The Taliban nominate a U.N. envoy, complicating a quandary for the General Assembly.
The Taliban have nominated an ambassador to represent Afghanistan at the United Nations, U.N. officials said Tuesday, injecting a new twist into what was already a delicate diplomatic quandary in the global organization.
The nomination, submitted to Secretary General António Guterres on Monday, sets up a showdown with the envoy of Afghanistan’s toppled government, Ghulam Isaczai, who has so far retained his post.
The showdown may not be resolved soon. But it raised the startling prospect that the Taliban — the violent, extremist Islamic movement that retook power last month as the American-backed government collapsed — would occupy an ambassador’s seat at the United Nations.
Stéphane Dujarric, a spokesman for Mr. Guterres, confirmed a Reuters report that the secretary general had been notified of the Taliban request in a letter signed by Amir Khan Muttaqi, identified as the movement’s foreign minister. The letter stated that the Taliban’s choice of U.N. ambassador was Suhail Shaheen, the movement’s spokesman based in Doha, Qatar.
The letter further stated that Mr. Muttaqi wanted to speak at the General Assembly, which got underway on Tuesday and ends next Monday.

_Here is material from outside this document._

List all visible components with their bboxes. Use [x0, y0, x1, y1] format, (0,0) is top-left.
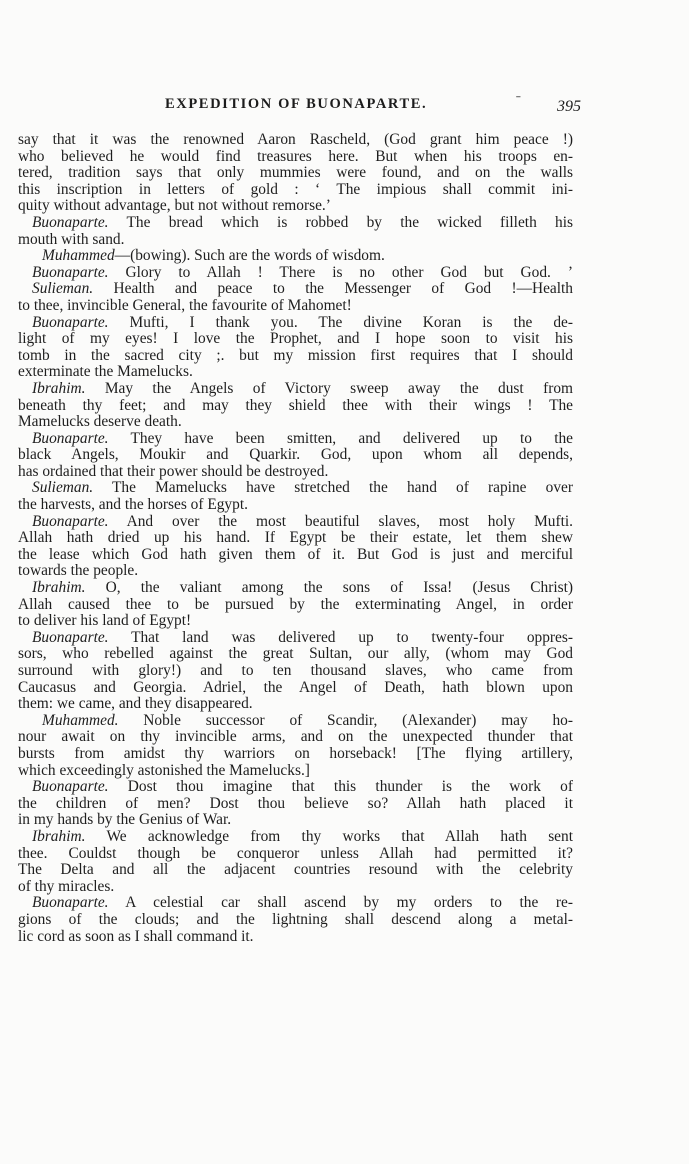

Mr. Dujarric said the Taliban’s request had been forwarded to the General Assembly’s Credentials Committee, a nine-member group that includes the United States. It remained unclear on Tuesday when the committee might evaluate the request.
Pakistan’s foreign minister, Shah Mahmood Qureshi, who knew about the Taliban’s request, said it raised a number of questions about Mr. Shaheen and those in the Taliban hierarchy who had picked him.
“Who is he representing?” Mr. Qureshi said, responding to questions about the request during a session with reporters on Afghanistan’s future, held by the Foreign Press Association on the sidelines of the General Assembly. “Who is he reporting to? What kind of communication can you have with a person at the U.N. who is not recognized? It is a complex and evolving situation.”
The Taliban’s triumphal return to control in Afghanistan is among the crises confronting the General Assembly this week, along with Myanmar’s brutal military coup early this year. Both events created a conundrum for the world’s biggest diplomatic gathering: Who is the rightful representative of each country?
The Taliban remain subject to U.N. economic sanctions. Many countries, including the United States, have said that any Taliban request to replace Afghanistan’s envoy at the 193-member organization would need to undergo careful review.
In Myanmar, the junta that seized power in February and has been widely condemned for a deadly crackdown on opponents also has sought to replace the U.N. ambassador of the deposed government with a junta loyalist.
Envoys from all kinds of political systems, including parliamentary democracies, monarchies and dictatorships, have long worked at the United Nations, the one place in the world where even governments that reject one another’s ideologies enjoy some measure of equal standing. Still, there are standards to verify the legitimacy of both the envoys and the governments they represent.
“Normally a country has the right to nominate somebody,” Volkan Bozkir, a Turkish statesman and the departing president of the General Assembly, told reporters at his farewell news conference this month.
“We can’t say, ‘I don’t like this government,’” Mr. Bozkir said, when seeking to resolve United Nations disputes over who is — and is not — a country’s rightful envoy.
A seat at the United Nations carries symbolic significance, a benchmark of a government’s credibility and acceptance in the world community even if rivals oppose it.
United Nations membership affords governments an opportunity not only to speak and be heard in the General Assembly, but also to participate in a range of other U.N. agencies like the World Health Organization and Human Rights Council. So the credentialing of a country’s ambassador to speak on its behalf is enormously important.